Por lo tanto, podríamos estar mejor con un enfoque diferente. Quizás nuestro objetivo no deberían ser los propios robots; en cambio, tal vez deberíamos pensar más en la información y en cómo fluye. 

Imagina un bot que utiliza aprendizaje automático. Este programa aprendería de conversaciones con personas en las redes sociales. Mejoraría constantemente al hablar con humanos reales. 

Ahora imagine que este programa comenzó a conversar con alguien y lo convenció de compartir un artículo que desdeñaba el calentamiento global. Esa conversación por sí sola generaría muchos datos. Luego, el robot analizaría los datos para determinar qué tácticas funcionaron y cuáles no. Y este análisis informaría el comportamiento futuro del robot. 

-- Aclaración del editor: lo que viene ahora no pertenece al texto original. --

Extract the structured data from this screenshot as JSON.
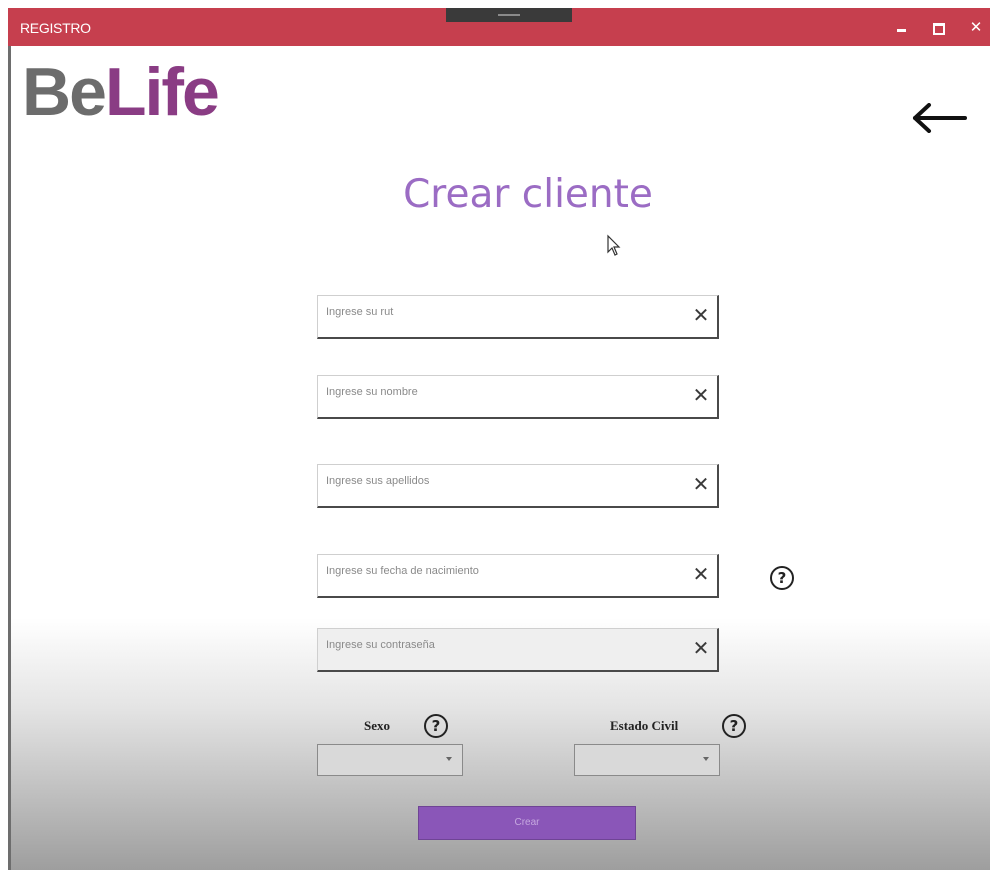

Bastante pesadilla, ¿verdad? Claro, pero esta no es una calle de sentido único. El aprendizaje automático también se puede implementar para combatir la desinformación digital. Tómelo de los investigadores del Observatorio de Redes Sociales de la Universidad de Indiana que construyeron el «Botómetro».

El Botómetro utiliza aprendizaje automático para clasificar las cuentas de Twitter como humanas o bot. Para ello, analiza más de mil características de una cuenta determinada. El software analiza a sus amigos, patrón de actividad, idioma y tono de publicaciones. Al final de este análisis, el Botómetro proporciona una «puntuación del bot» general. Les dice a los usuarios si están interactuando con un humano o un robot, destacando inmediatamente una de las fuentes más comunes de desinformación. 

Pero los algoritmos de aprendizaje automático como el Botómetro probablemente no sean suficientes por sí solos. La mayoría de los expertos predicen el surgimiento de modelos regulatorios híbridos –o “cyborg”. Por ejemplo, los humanos podrían verificar historias y se podrían emplear sistemas automatizados para identificar rápidamente a los robots que difunden noticias falsas. 

Algunas tareas, al parecer, son demasiado importantes para confiarlas a nuestros señores robots.